INTRO: Magic Johnson and a family friend and business partner from Lansing have the only plan being considered by state authorities for the former state fairgrounds in Detroit. They’re confident their plan will help the community. But the community disagrees. Michigan’s Chris McCarus reports.
Let’s listen to this video posted on www.Growtown.org. They’re a non-profit group.
“Urgent. Within the next few weeks, the 157 acre state fair property in Detroit, at Woodward Avenue and 8 Mile roads, owned by the taxpayers of Michigan, may be given away for free, at no cost, to private developer Magic Plus LLC to build a 1990’s outdoor strip mall. This is being made possible by Governor Snyder’s Michigan Land Bank Fast Track Authority program.”
Growtown draws red lines on a map with the state fair’s shape. The downtowns of Ferndale and Birmingham are about the same size. They have some tall buildings that attract people instead of cars. But the Magic Johnson plan, they say, is 45% parking lots.
“Let’s superimpose the Magic Plus LLC strip mall plan over downtown Royal Oak. Wow. Look at all the pavement. How can anyone get around walking with all those cars?”
Magic Johnson is worth about $500 million. If he visits his parents in Lansing he might also visit Joel Ferguson to discuss business. Ferguson became a role model to Magic decades ago. He is the chairman of the Michigan State University Board of Trustees. He’s developed several buildings for state government including the $60 million state police building. Ferguson spoke from his Lansing office.
“This is still our concept that will be tweaked. Working with the city and the state and the community and they will say we think you ought to move a building here or there and we are very much open to that. All you have to do is look at the developments that my name is on. Hobbs and Black’s and Redico and what Ervin wants to be a part of. We’re all extremely successful already. We’re not running down to Detroit to make a name. We already have a name.”

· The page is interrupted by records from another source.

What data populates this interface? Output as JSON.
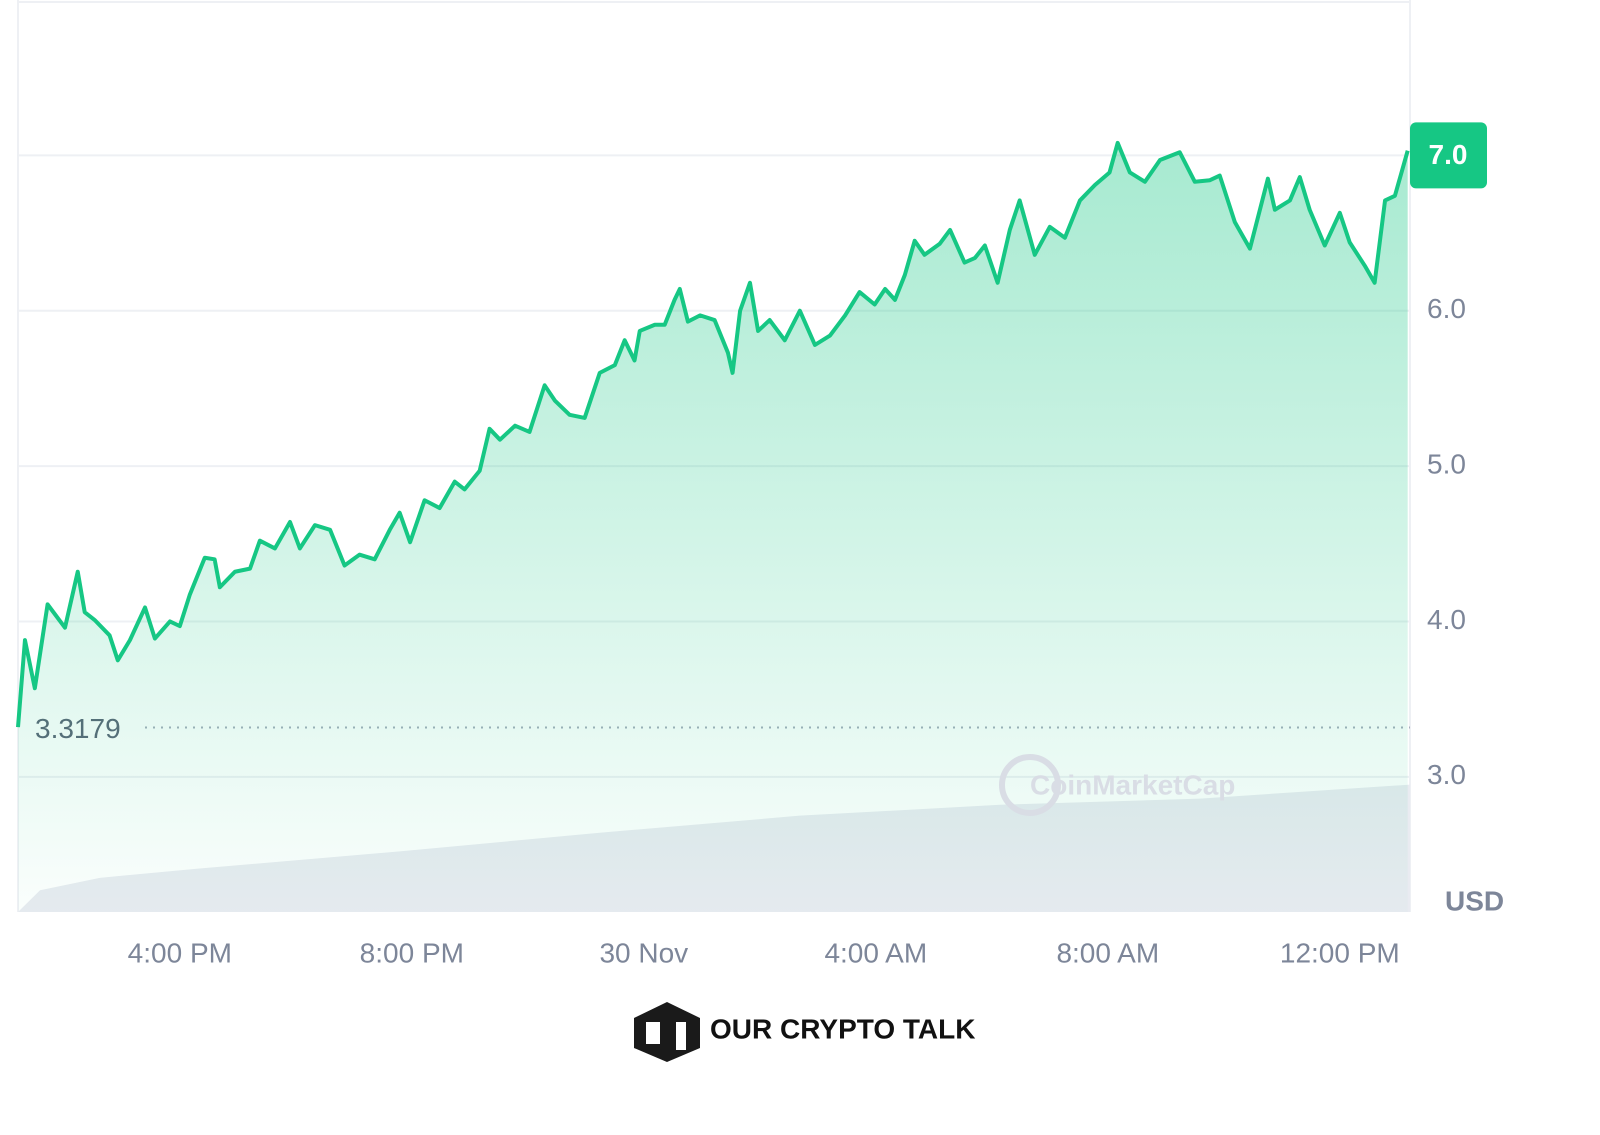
{
  "chart_data": {
    "type": "area",
    "x": [
      13.21,
      13.33,
      13.5,
      13.72,
      14.02,
      14.24,
      14.36,
      14.53,
      14.79,
      14.93,
      15.14,
      15.4,
      15.57,
      15.83,
      16.0,
      16.17,
      16.43,
      16.6,
      16.69,
      16.95,
      17.21,
      17.38,
      17.64,
      17.9,
      18.07,
      18.33,
      18.59,
      18.84,
      19.1,
      19.36,
      19.62,
      19.79,
      19.97,
      20.22,
      20.48,
      20.74,
      20.91,
      21.17,
      21.34,
      21.52,
      21.78,
      22.03,
      22.29,
      22.47,
      22.72,
      22.98,
      23.24,
      23.5,
      23.67,
      23.84,
      23.93,
      24.19,
      24.36,
      24.53,
      24.62,
      24.76,
      24.97,
      25.22,
      25.45,
      25.53,
      25.66,
      25.83,
      25.97,
      26.17,
      26.43,
      26.69,
      26.95,
      27.21,
      27.47,
      27.72,
      27.98,
      28.16,
      28.33,
      28.5,
      28.67,
      28.84,
      29.1,
      29.28,
      29.53,
      29.71,
      29.88,
      30.1,
      30.31,
      30.48,
      30.74,
      31.0,
      31.26,
      31.52,
      31.78,
      32.03,
      32.17,
      32.38,
      32.64,
      32.9,
      33.24,
      33.5,
      33.76,
      33.93,
      34.19,
      34.45,
      34.76,
      34.88,
      35.14,
      35.31,
      35.48,
      35.74,
      36.0,
      36.17,
      36.43,
      36.6,
      36.78,
      36.95,
      37.17
    ],
    "series": [
      {
        "color": "#16c784",
        "values": [
          3.32,
          3.88,
          3.57,
          4.11,
          3.96,
          4.32,
          4.06,
          4.01,
          3.91,
          3.75,
          3.88,
          4.09,
          3.89,
          4.0,
          3.97,
          4.17,
          4.41,
          4.4,
          4.22,
          4.32,
          4.34,
          4.52,
          4.47,
          4.64,
          4.47,
          4.62,
          4.59,
          4.36,
          4.43,
          4.4,
          4.59,
          4.7,
          4.51,
          4.78,
          4.73,
          4.9,
          4.85,
          4.97,
          5.24,
          5.17,
          5.26,
          5.22,
          5.52,
          5.42,
          5.33,
          5.31,
          5.6,
          5.65,
          5.81,
          5.68,
          5.87,
          5.91,
          5.91,
          6.07,
          6.14,
          5.93,
          5.97,
          5.94,
          5.73,
          5.6,
          6.0,
          6.18,
          5.87,
          5.94,
          5.81,
          6.0,
          5.78,
          5.84,
          5.97,
          6.12,
          6.04,
          6.14,
          6.07,
          6.23,
          6.45,
          6.36,
          6.43,
          6.52,
          6.31,
          6.34,
          6.42,
          6.18,
          6.52,
          6.71,
          6.36,
          6.54,
          6.47,
          6.71,
          6.81,
          6.89,
          7.08,
          6.89,
          6.83,
          6.97,
          7.02,
          6.83,
          6.84,
          6.87,
          6.57,
          6.4,
          6.85,
          6.65,
          6.71,
          6.86,
          6.65,
          6.42,
          6.63,
          6.44,
          6.29,
          6.18,
          6.71,
          6.74,
          7.03
        ]
      }
    ],
    "volume": {
      "color": "#e9ebf1",
      "x": [
        13.21,
        13.59,
        14.62,
        16.34,
        19.79,
        23.24,
        26.69,
        30.14,
        33.59,
        37.21
      ],
      "values": [
        2.13,
        2.27,
        2.35,
        2.41,
        2.52,
        2.64,
        2.75,
        2.82,
        2.86,
        2.95
      ]
    },
    "xlim": [
      13.21,
      37.21
    ],
    "xticks": [
      {
        "value": 16,
        "label": "4:00 PM"
      },
      {
        "value": 20,
        "label": "8:00 PM"
      },
      {
        "value": 24,
        "label": "30 Nov"
      },
      {
        "value": 28,
        "label": "4:00 AM"
      },
      {
        "value": 32,
        "label": "8:00 AM"
      },
      {
        "value": 36,
        "label": "12:00 PM"
      }
    ],
    "ylim": [
      2.13,
      8.0
    ],
    "yticks": [
      {
        "value": 3,
        "label": "3.0"
      },
      {
        "value": 4,
        "label": "4.0"
      },
      {
        "value": 5,
        "label": "5.0"
      },
      {
        "value": 6,
        "label": "6.0"
      },
      {
        "value": 7,
        "label": "7.0"
      }
    ],
    "grid": true,
    "open_price": 3.3179,
    "current_price": {
      "value": 7.0,
      "label": "7.0"
    },
    "y_unit": "USD",
    "watermark": "CoinMarketCap"
  },
  "footer": {
    "brand": "OUR CRYPTO TALK"
  }
}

Ferguson’s name is big in the small town of Lansing. He can reach out to former lobbyist and current governor’s chief of staff Dennis Muchmore. Muchmore’s wife Deb, is helping decide who gets the land. She chairs the Michigan Land Bank Fast Track Authority.
Frank Hammer lives nearby in the Green Acres neighborhood.

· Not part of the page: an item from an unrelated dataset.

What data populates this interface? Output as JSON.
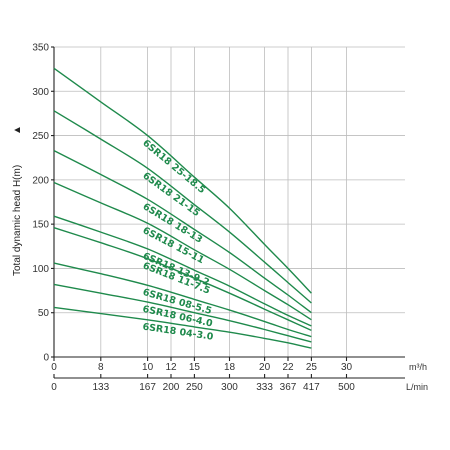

“While people feel positive that something is finally being done with the fairgrounds, they were underwhelmed by what had been presented.”
The due date for proposals was July 18. The Land Bank didn’t take public comment until November and January. Only Magic Plus LLC’s is being considered. Locals who took the microphone to speak praised Growtown’s plan for more energy and agriculture projects.

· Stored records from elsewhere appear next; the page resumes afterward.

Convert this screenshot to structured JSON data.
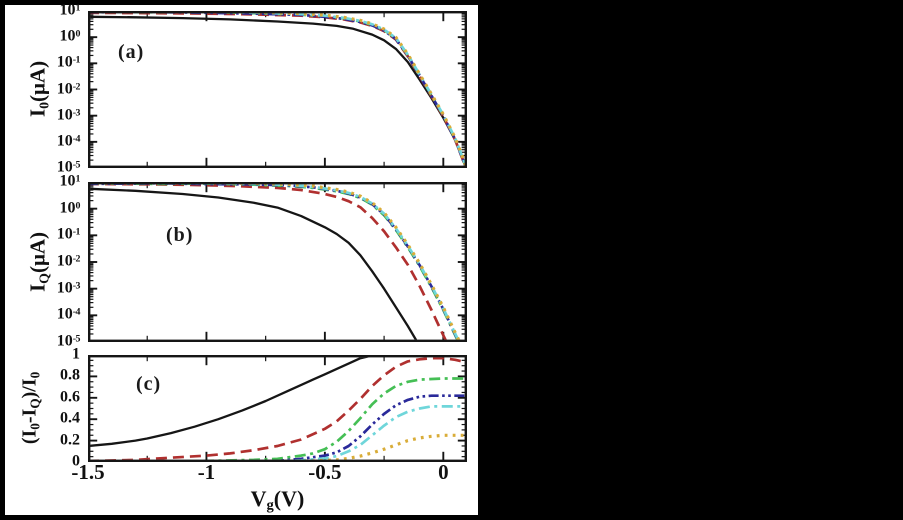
{
  "figure": {
    "background": "#000000",
    "panel_bg": "#ffffff",
    "frame_color": "#151515",
    "x_axis": {
      "label_tokens": [
        {
          "t": "V"
        },
        {
          "s": "g"
        },
        {
          "t": "(V)"
        }
      ],
      "tick_labels": [
        "-1.5",
        "-1",
        "-0.5",
        "0"
      ],
      "tick_values": [
        -1.5,
        -1,
        -0.5,
        0
      ],
      "minor_step": 0.25,
      "range": [
        -1.5,
        0.1
      ]
    }
  },
  "chart_data": [
    {
      "id": "a",
      "type": "line",
      "panel_label": "(a)",
      "ylabel_tokens": [
        {
          "t": "I"
        },
        {
          "s": "0"
        },
        {
          "t": "(μA)"
        }
      ],
      "yscale": "log",
      "ylog_range": [
        -5,
        1
      ],
      "ytick_values": [
        1,
        0,
        -1,
        -2,
        -3,
        -4,
        -5
      ],
      "ytick_labels": [
        "10^1",
        "10^0",
        "10^-1",
        "10^-2",
        "10^-3",
        "10^-4",
        "10^-5"
      ],
      "series": [
        {
          "name": "black-solid",
          "color": "#161616",
          "style": "solid",
          "width": 2.3,
          "x": [
            -1.5,
            -1.3,
            -1.1,
            -0.9,
            -0.7,
            -0.55,
            -0.45,
            -0.38,
            -0.3,
            -0.25,
            -0.2,
            -0.15,
            -0.1,
            -0.05,
            0,
            0.05,
            0.09,
            0.1
          ],
          "y": [
            0.78,
            0.76,
            0.73,
            0.68,
            0.6,
            0.52,
            0.43,
            0.32,
            0.1,
            -0.12,
            -0.45,
            -0.95,
            -1.62,
            -2.33,
            -3.08,
            -3.93,
            -4.86,
            -5.11
          ]
        },
        {
          "name": "red-dashed",
          "color": "#b0302f",
          "style": "dashed",
          "width": 2.7,
          "x": [
            -1.5,
            -1.25,
            -1.0,
            -0.8,
            -0.6,
            -0.5,
            -0.42,
            -0.35,
            -0.3,
            -0.25,
            -0.2,
            -0.15,
            -0.1,
            -0.05,
            0,
            0.05,
            0.09,
            0.1
          ],
          "y": [
            0.93,
            0.92,
            0.9,
            0.87,
            0.82,
            0.76,
            0.68,
            0.56,
            0.43,
            0.23,
            -0.09,
            -0.73,
            -1.49,
            -2.26,
            -3.03,
            -3.93,
            -4.86,
            -5.11
          ]
        },
        {
          "name": "green-dash-dot",
          "color": "#45bf55",
          "style": "dashdot",
          "width": 2.7,
          "x": [
            -1.5,
            -1.25,
            -1.0,
            -0.8,
            -0.6,
            -0.5,
            -0.42,
            -0.35,
            -0.3,
            -0.25,
            -0.2,
            -0.15,
            -0.1,
            -0.05,
            0,
            0.05,
            0.09,
            0.1
          ],
          "y": [
            0.97,
            0.95,
            0.96,
            0.92,
            0.86,
            0.8,
            0.72,
            0.6,
            0.47,
            0.27,
            -0.05,
            -0.69,
            -1.45,
            -2.22,
            -2.99,
            -3.89,
            -4.82,
            -5.07
          ]
        },
        {
          "name": "navy-dash-dot-dot",
          "color": "#2a2a9a",
          "style": "dashdotdot",
          "width": 2.7,
          "x": [
            -1.5,
            -1.25,
            -1.0,
            -0.8,
            -0.6,
            -0.5,
            -0.42,
            -0.35,
            -0.3,
            -0.25,
            -0.2,
            -0.15,
            -0.1,
            -0.05,
            0,
            0.05,
            0.09,
            0.1
          ],
          "y": [
            0.95,
            0.96,
            0.93,
            0.9,
            0.85,
            0.78,
            0.7,
            0.58,
            0.45,
            0.25,
            -0.07,
            -0.71,
            -1.47,
            -2.24,
            -3.01,
            -3.91,
            -4.84,
            -5.09
          ]
        },
        {
          "name": "cyan-dash-dot",
          "color": "#6fd6da",
          "style": "dashdot",
          "width": 2.7,
          "x": [
            -1.5,
            -1.25,
            -1.0,
            -0.8,
            -0.6,
            -0.5,
            -0.42,
            -0.35,
            -0.3,
            -0.25,
            -0.2,
            -0.15,
            -0.1,
            -0.05,
            0,
            0.05,
            0.09,
            0.1
          ],
          "y": [
            0.99,
            0.97,
            0.98,
            0.94,
            0.88,
            0.82,
            0.74,
            0.62,
            0.49,
            0.29,
            -0.03,
            -0.67,
            -1.43,
            -2.2,
            -2.97,
            -3.87,
            -4.8,
            -5.05
          ]
        },
        {
          "name": "gold-dotted",
          "color": "#d9ad39",
          "style": "dotted",
          "width": 3.2,
          "x": [
            -1.5,
            -1.25,
            -1.0,
            -0.8,
            -0.6,
            -0.5,
            -0.42,
            -0.35,
            -0.3,
            -0.25,
            -0.2,
            -0.15,
            -0.1,
            -0.05,
            0,
            0.05,
            0.09,
            0.1
          ],
          "y": [
            1.0,
            0.99,
            1.0,
            0.96,
            0.9,
            0.84,
            0.76,
            0.64,
            0.51,
            0.31,
            -0.01,
            -0.65,
            -1.41,
            -2.18,
            -2.95,
            -3.85,
            -4.78,
            -5.03
          ]
        }
      ]
    },
    {
      "id": "b",
      "type": "line",
      "panel_label": "(b)",
      "ylabel_tokens": [
        {
          "t": "I"
        },
        {
          "s": "Q"
        },
        {
          "t": "(μA)"
        }
      ],
      "yscale": "log",
      "ylog_range": [
        -5,
        1
      ],
      "ytick_values": [
        1,
        0,
        -1,
        -2,
        -3,
        -4,
        -5
      ],
      "ytick_labels": [
        "10^1",
        "10^0",
        "10^-1",
        "10^-2",
        "10^-3",
        "10^-4",
        "10^-5"
      ],
      "series": [
        {
          "name": "black-solid",
          "color": "#161616",
          "style": "solid",
          "width": 2.3,
          "x": [
            -1.5,
            -1.3,
            -1.1,
            -0.95,
            -0.8,
            -0.7,
            -0.6,
            -0.5,
            -0.45,
            -0.4,
            -0.35,
            -0.3,
            -0.25,
            -0.2,
            -0.15,
            -0.12,
            -0.09
          ],
          "y": [
            0.75,
            0.67,
            0.55,
            0.42,
            0.22,
            0.04,
            -0.28,
            -0.7,
            -0.95,
            -1.28,
            -1.75,
            -2.35,
            -3.0,
            -3.7,
            -4.4,
            -4.85,
            -5.3
          ]
        },
        {
          "name": "red-dashed",
          "color": "#b0302f",
          "style": "dashed",
          "width": 2.7,
          "x": [
            -1.5,
            -1.2,
            -1.0,
            -0.85,
            -0.7,
            -0.6,
            -0.5,
            -0.45,
            -0.4,
            -0.35,
            -0.3,
            -0.25,
            -0.2,
            -0.15,
            -0.1,
            -0.05,
            0,
            0.03
          ],
          "y": [
            0.93,
            0.91,
            0.88,
            0.84,
            0.78,
            0.7,
            0.55,
            0.44,
            0.28,
            0.05,
            -0.35,
            -0.85,
            -1.45,
            -2.1,
            -2.9,
            -3.8,
            -4.75,
            -5.3
          ]
        },
        {
          "name": "green-dash-dot",
          "color": "#45bf55",
          "style": "dashdot",
          "width": 2.7,
          "x": [
            -1.5,
            -1.2,
            -1.0,
            -0.8,
            -0.65,
            -0.55,
            -0.45,
            -0.4,
            -0.35,
            -0.3,
            -0.25,
            -0.2,
            -0.15,
            -0.1,
            -0.05,
            0,
            0.05,
            0.08
          ],
          "y": [
            0.95,
            0.93,
            0.94,
            0.9,
            0.85,
            0.78,
            0.65,
            0.55,
            0.4,
            0.15,
            -0.25,
            -0.8,
            -1.45,
            -2.15,
            -2.95,
            -3.8,
            -4.75,
            -5.3
          ]
        },
        {
          "name": "navy-dash-dot-dot",
          "color": "#2a2a9a",
          "style": "dashdotdot",
          "width": 2.7,
          "x": [
            -1.5,
            -1.2,
            -1.0,
            -0.8,
            -0.65,
            -0.55,
            -0.45,
            -0.4,
            -0.35,
            -0.3,
            -0.25,
            -0.2,
            -0.15,
            -0.1,
            -0.05,
            0,
            0.05,
            0.08
          ],
          "y": [
            0.93,
            0.95,
            0.92,
            0.91,
            0.87,
            0.8,
            0.67,
            0.57,
            0.42,
            0.17,
            -0.22,
            -0.77,
            -1.42,
            -2.12,
            -2.92,
            -3.77,
            -4.72,
            -5.27
          ]
        },
        {
          "name": "cyan-dash-dot",
          "color": "#6fd6da",
          "style": "dashdot",
          "width": 2.7,
          "x": [
            -1.5,
            -1.2,
            -1.0,
            -0.8,
            -0.65,
            -0.55,
            -0.45,
            -0.4,
            -0.35,
            -0.3,
            -0.25,
            -0.2,
            -0.15,
            -0.1,
            -0.05,
            0,
            0.05,
            0.08
          ],
          "y": [
            0.97,
            0.96,
            0.95,
            0.93,
            0.89,
            0.82,
            0.69,
            0.59,
            0.44,
            0.19,
            -0.19,
            -0.74,
            -1.39,
            -2.09,
            -2.89,
            -3.74,
            -4.69,
            -5.24
          ]
        },
        {
          "name": "gold-dotted",
          "color": "#d9ad39",
          "style": "dotted",
          "width": 3.2,
          "x": [
            -1.5,
            -1.2,
            -1.0,
            -0.8,
            -0.65,
            -0.55,
            -0.45,
            -0.4,
            -0.35,
            -0.3,
            -0.25,
            -0.2,
            -0.15,
            -0.1,
            -0.05,
            0,
            0.05,
            0.08
          ],
          "y": [
            0.99,
            0.98,
            0.97,
            0.95,
            0.91,
            0.85,
            0.72,
            0.62,
            0.47,
            0.22,
            -0.15,
            -0.7,
            -1.35,
            -2.05,
            -2.85,
            -3.7,
            -4.65,
            -5.2
          ]
        }
      ]
    },
    {
      "id": "c",
      "type": "line",
      "panel_label": "(c)",
      "ylabel_tokens": [
        {
          "t": "(I"
        },
        {
          "s": "0"
        },
        {
          "t": "-I"
        },
        {
          "s": "Q"
        },
        {
          "t": ")/I"
        },
        {
          "s": "0"
        }
      ],
      "yscale": "linear",
      "ylim": [
        0,
        1
      ],
      "y_minor_step": 0.05,
      "ytick_values": [
        1,
        0.8,
        0.6,
        0.4,
        0.2,
        0
      ],
      "ytick_labels": [
        "1",
        "0.8",
        "0.6",
        "0.4",
        "0.2",
        "0"
      ],
      "series": [
        {
          "name": "black-solid",
          "color": "#161616",
          "style": "solid",
          "width": 2.3,
          "x": [
            -1.5,
            -1.4,
            -1.3,
            -1.25,
            -1.15,
            -1.05,
            -0.95,
            -0.85,
            -0.75,
            -0.65,
            -0.55,
            -0.5,
            -0.45,
            -0.4,
            -0.35,
            -0.3,
            -0.2,
            0,
            0.1
          ],
          "y": [
            0.15,
            0.17,
            0.2,
            0.22,
            0.27,
            0.33,
            0.4,
            0.48,
            0.57,
            0.67,
            0.77,
            0.82,
            0.87,
            0.92,
            0.97,
            0.995,
            0.995,
            0.995,
            0.995
          ]
        },
        {
          "name": "red-dashed",
          "color": "#b0302f",
          "style": "dashed",
          "width": 2.7,
          "x": [
            -1.5,
            -1.3,
            -1.15,
            -1.0,
            -0.9,
            -0.8,
            -0.7,
            -0.6,
            -0.5,
            -0.45,
            -0.4,
            -0.35,
            -0.3,
            -0.25,
            -0.2,
            -0.15,
            -0.1,
            -0.05,
            0,
            0.05,
            0.1
          ],
          "y": [
            0.01,
            0.02,
            0.04,
            0.06,
            0.08,
            0.11,
            0.15,
            0.21,
            0.31,
            0.38,
            0.48,
            0.59,
            0.71,
            0.81,
            0.89,
            0.94,
            0.96,
            0.97,
            0.97,
            0.955,
            0.93
          ]
        },
        {
          "name": "green-dash-dot",
          "color": "#45bf55",
          "style": "dashdot",
          "width": 2.7,
          "x": [
            -1.5,
            -1.0,
            -0.8,
            -0.7,
            -0.6,
            -0.55,
            -0.5,
            -0.45,
            -0.4,
            -0.35,
            -0.3,
            -0.25,
            -0.2,
            -0.15,
            -0.1,
            0,
            0.1
          ],
          "y": [
            0.0,
            0.01,
            0.02,
            0.03,
            0.06,
            0.08,
            0.12,
            0.19,
            0.29,
            0.41,
            0.54,
            0.64,
            0.71,
            0.75,
            0.77,
            0.78,
            0.78
          ]
        },
        {
          "name": "navy-dash-dot-dot",
          "color": "#2a2a9a",
          "style": "dashdotdot",
          "width": 2.7,
          "x": [
            -1.5,
            -0.9,
            -0.7,
            -0.6,
            -0.5,
            -0.45,
            -0.4,
            -0.35,
            -0.3,
            -0.25,
            -0.2,
            -0.15,
            -0.1,
            -0.05,
            0,
            0.1
          ],
          "y": [
            0.0,
            0.005,
            0.01,
            0.03,
            0.06,
            0.09,
            0.15,
            0.24,
            0.35,
            0.45,
            0.53,
            0.58,
            0.61,
            0.62,
            0.62,
            0.62
          ]
        },
        {
          "name": "cyan-dash-dot",
          "color": "#6fd6da",
          "style": "dashdot",
          "width": 2.7,
          "x": [
            -1.5,
            -0.8,
            -0.6,
            -0.5,
            -0.45,
            -0.4,
            -0.35,
            -0.3,
            -0.25,
            -0.2,
            -0.15,
            -0.1,
            -0.05,
            0,
            0.1
          ],
          "y": [
            0.0,
            0.005,
            0.015,
            0.035,
            0.055,
            0.1,
            0.16,
            0.25,
            0.34,
            0.42,
            0.47,
            0.5,
            0.52,
            0.52,
            0.52
          ]
        },
        {
          "name": "gold-dotted",
          "color": "#d9ad39",
          "style": "dotted",
          "width": 3.2,
          "x": [
            -1.5,
            -0.7,
            -0.55,
            -0.45,
            -0.4,
            -0.35,
            -0.3,
            -0.25,
            -0.2,
            -0.15,
            -0.1,
            -0.05,
            0,
            0.1
          ],
          "y": [
            0.0,
            0.005,
            0.01,
            0.02,
            0.035,
            0.055,
            0.085,
            0.12,
            0.16,
            0.2,
            0.225,
            0.24,
            0.25,
            0.25
          ]
        }
      ]
    }
  ]
}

“Governor Snyder said we do need to reinvent ourselves.”
Sally Wenczel has done volunteer work with Growtown near the state fair. She says Magic Johnson’s partnership with Best Buy electronic stores would not help reinvent Detroit.
“Big box stores like Staples, Borders or Best Buy, the tools to build a career are not possible with those. It’s not sustainable. Big box stores are not sustainable in the long run. Also, talking about short term and dreadful sprawl, Magic Johnson Enterprises also partnered in 2005 with Burger King and opened 32 Burger Kings nationwide. It worries me that the man behind the funding for Magic Plus LLC opened 32 Burger Kings. I just don’t want to see a Burger King at 8 Mile and Woodward. Money doesn’t give you good ideas. It just gives you money.”
Ken Weikel is a landscape architect who helped start Growtown.
“Woodward and 8 Mile are the center of the transit world for this region. You’ve got all of 8 Mile and it’s accessibility and it’s access to jobs. You‘ve got Woodward with the same thing. Woodward also connects the City of Detroit to Pontiac. This is an opportunity that we don’t want to throw away.”
The establishment of a regional transit authority in December has raised expectations. Developer Joel Ferguson says his project will fit with the times.
“That’s the most counterproductive thing to say. We’re going to spend over $100 million on this development and the only way it works is if people can get there. We’ve set aside a place for rail and high-speed buses at this site. Anyone who looks at our plan knows we’ve done that. We’re totally committed to the people having access to the development.”
I asked Wayne State University Urban Studies dean Robin Boyle what should be done. “Patience,” he said. “Wait to see who patronizes the new Meijer store being built right now at Woodward and 8 Mile. Then we’ll know more.”